Do’s and Don’t’s of December Birthdays
- DO separate the birthday from Christmas as much as possible. This means an honest to goodness birthday cake, presents that are wrapped in birthday paper, birthday decorations, and birthday traditions.
- DO go for an experience instead of a birthday party. People are partied out when it comes to the Christmas season, and I have found that not too many people come to birthday parties during that time. More on parties later. What we have done several years in a row is to do a family experience with the birthday girl at the front and center. One year, we went to the Great Wolf Lodge which is amazing but a bit pricey. This year, we’re going to spend the night at the Hershey Lodge which will give us two whole days in their Water Works fun zone.
- DO give an experiential gift instead of more toy clutter. Toys are nice, but after getting Christmas loot, they get lost in the crowd. Some popular gifts here have been:
- A date with Mom (one on one time) at the special movie theater with recliners
- A zoo or museum membership that will allow you to visit free all year long – but it has to come with a special date to go with Mom or Dad (or both) and just the birthday kid
- DO take her to the toy store. Your sweet one may have gotten loads of Christmas presents, but she might like to be in control, too. Give her a gift card to the toy store with a coupon for a special date with Mom or Dad. Go out for hot cocoa or ice cream and make a special trip of it. Allie has been asking to get to go to Walmart and pick out her own special toy for months. That’s all she wants for her birthday.
- DO turn the tree into a birthday extravaganza. Cover it with streamers and balloons and the kind of bows that you put on birthday packages (NOT Christmas bows!). The idea is to stop having Christmas for one day and make it all about a special birthday.
- DO preserve your family’s birthday traditions. In our family, we get a birthday donut. Your family is probably different, but do your birthday thing even though the big day is close to Christmas. It will be inconvenient, but isn’t it always inconvenient? Your little people are important enough for us to be inconvenienced now and then.
- DO remind your friends and family to follow your lead. This means no combined birthday/Christmas presents, no Christmas wrapping paper, and only birthday-specific cards.

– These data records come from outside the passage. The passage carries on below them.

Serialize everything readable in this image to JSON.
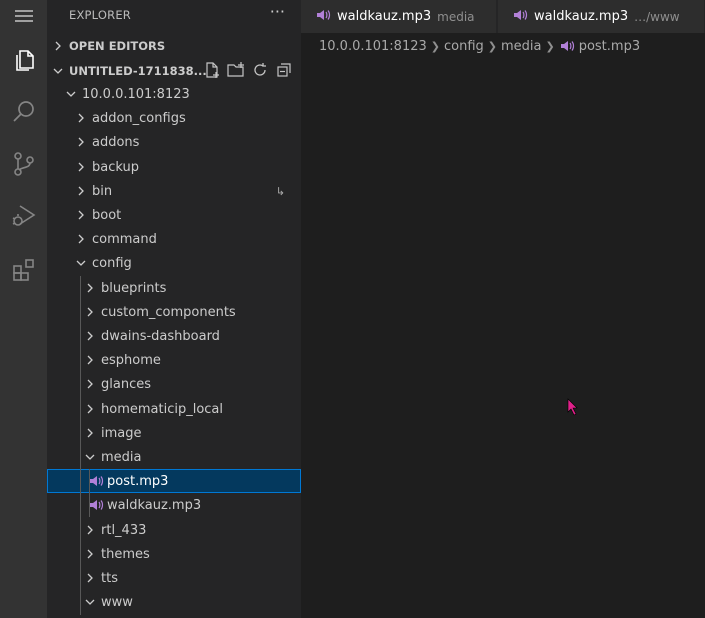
{
  "activity_bar": {
    "items": [
      "menu-icon",
      "files-icon",
      "search-icon",
      "source-control-icon",
      "run-debug-icon",
      "extensions-icon"
    ]
  },
  "sidebar": {
    "title": "EXPLORER",
    "more_label": "···",
    "open_editors": "OPEN EDITORS",
    "workspace": "UNTITLED-1711838...",
    "tree": {
      "root": "10.0.0.101:8123",
      "l1a": [
        "addon_configs",
        "addons",
        "backup",
        "bin",
        "boot",
        "command"
      ],
      "config": "config",
      "config_children_a": [
        "blueprints",
        "custom_components",
        "dwains-dashboard",
        "esphome",
        "glances",
        "homematicip_local",
        "image"
      ],
      "media": "media",
      "media_files": [
        "post.mp3",
        "waldkauz.mp3"
      ],
      "config_children_b": [
        "rtl_433",
        "themes",
        "tts"
      ],
      "www": "www"
    }
  },
  "tabs": [
    {
      "name": "waldkauz.mp3",
      "desc": "media"
    },
    {
      "name": "waldkauz.mp3",
      "desc": "…/www"
    }
  ],
  "breadcrumb": [
    "10.0.0.101:8123",
    "config",
    "media",
    "post.mp3"
  ],
  "colors": {
    "accent": "#0078d4",
    "selection": "#04395e",
    "mp3": "#b180d7"
  }
}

If presents come in wrapped up in Christmas paper, unwrap and rewrap them. It will make a difference to your birthday girl, I promise.

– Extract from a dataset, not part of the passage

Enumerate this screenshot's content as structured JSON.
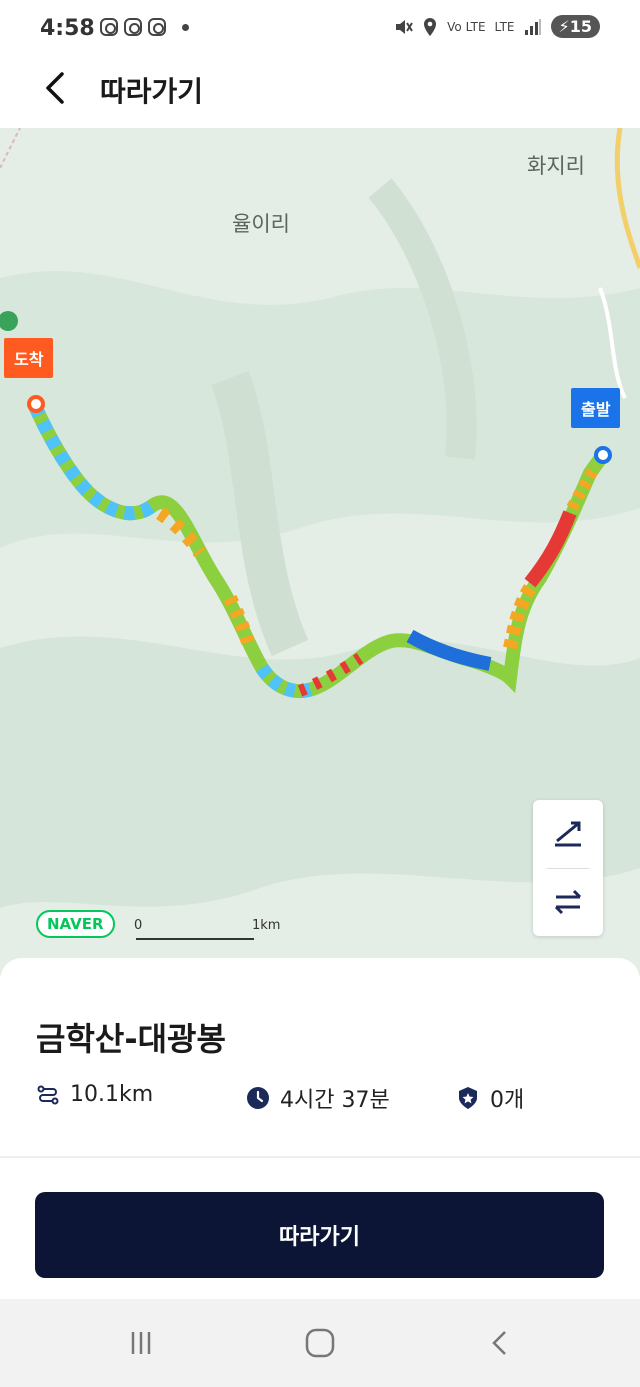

- DO throw a summer-themed party like a picnic in the living room or a luau. Who cares that it’s snowing? A summery theme will make the day stand out significantly from the Christmas season. Oriental Trading sells summer-themed party supplies all year round, so check them out for the paper products and favors and such.

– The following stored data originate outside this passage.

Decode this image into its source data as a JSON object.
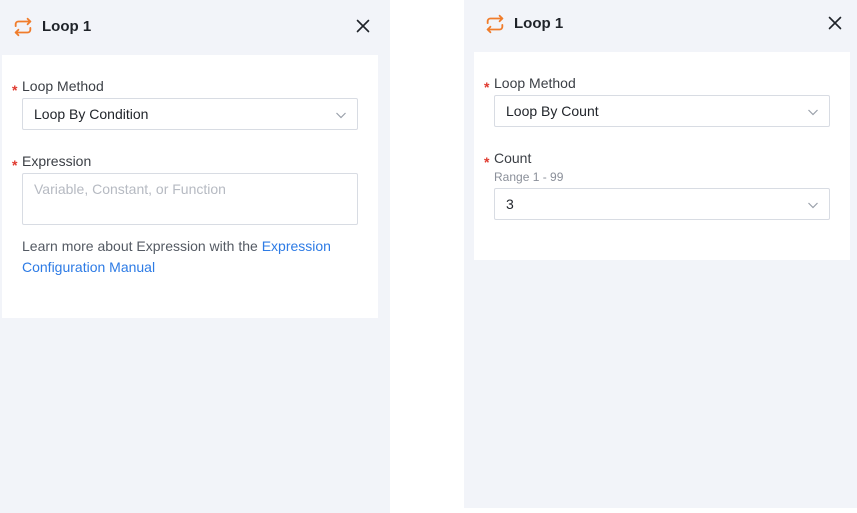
{
  "left_panel": {
    "title": "Loop 1",
    "loop_method": {
      "label": "Loop Method",
      "required_mark": "*",
      "value": "Loop By Condition"
    },
    "expression": {
      "label": "Expression",
      "required_mark": "*",
      "placeholder": "Variable, Constant, or Function",
      "value": ""
    },
    "help": {
      "text": "Learn more about Expression with the ",
      "link_part1": "Expression",
      "link_part2": "Configuration Manual"
    }
  },
  "right_panel": {
    "title": "Loop 1",
    "loop_method": {
      "label": "Loop Method",
      "required_mark": "*",
      "value": "Loop By Count"
    },
    "count": {
      "label": "Count",
      "required_mark": "*",
      "hint": "Range 1 - 99",
      "value": "3"
    }
  },
  "colors": {
    "accent_icon": "#f07c2b",
    "required": "#e03a2f",
    "link": "#2d7be5",
    "panel_bg": "#f2f4f9"
  },
  "icons": {
    "loop": "loop-refresh-icon",
    "close": "close-icon",
    "dropdown": "chevron-down-icon"
  }
}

- OR DO wait a few months and throw a half birthday party instead. The grandparents may still want to give their birthday gifts in December – and that’s okay – but help your sweet one to focus on a half birthday instead of the real thing. Plan the party for May or June when people are generally at home and gifts are few and far between. For us, Grace’s birthday is June 2, so I am going to steer Allie into a birthday either in the spring or the late summer.
- DO make a birthday sign or banner for their bedroom door. Search on Pinterest for birthday decorations, and you’ll find thousands of ideas. I’ve never done this because Allie sometimes wakes up during the night and moves over to my room.
- DON’T forget to consult your birthday girl (or boy). Maybe she loves that her birthday is at Christmastime, and she’s looking forward to a hot cocoa bar and decorating gingerbread houses.
- DON’T make a big deal out of the time frame. I personally hate that Allie’s birthday is in December. I hate that all of her presents come at the same time and I hate that she can’t be satisfied with just her Christmas loot because she’s always waiting for what’s coming up.
But here’s the thing.
She doesn’t know any different, and she’s perfectly okay with her December birthday.
I am going to push this year for a half birthday party, just to spread out Allie’s gift receiving, but I tried it when she was a toddler and it didn’t work out too well.
The bottom line is that what makes a birthday special isn’t really the shape of the cake or the wrapping on the gift. It’s a loving family who makes the birthday kid feel valued and important – and you can easily do that using this list even if you skip the party all together.
I asked Joe once whether he felt cheated by having a birthday two days before Christmas. “No,” he said. “My mom always made a big deal out of my birthday, and I knew it was special. It didn’t matter when it happened.”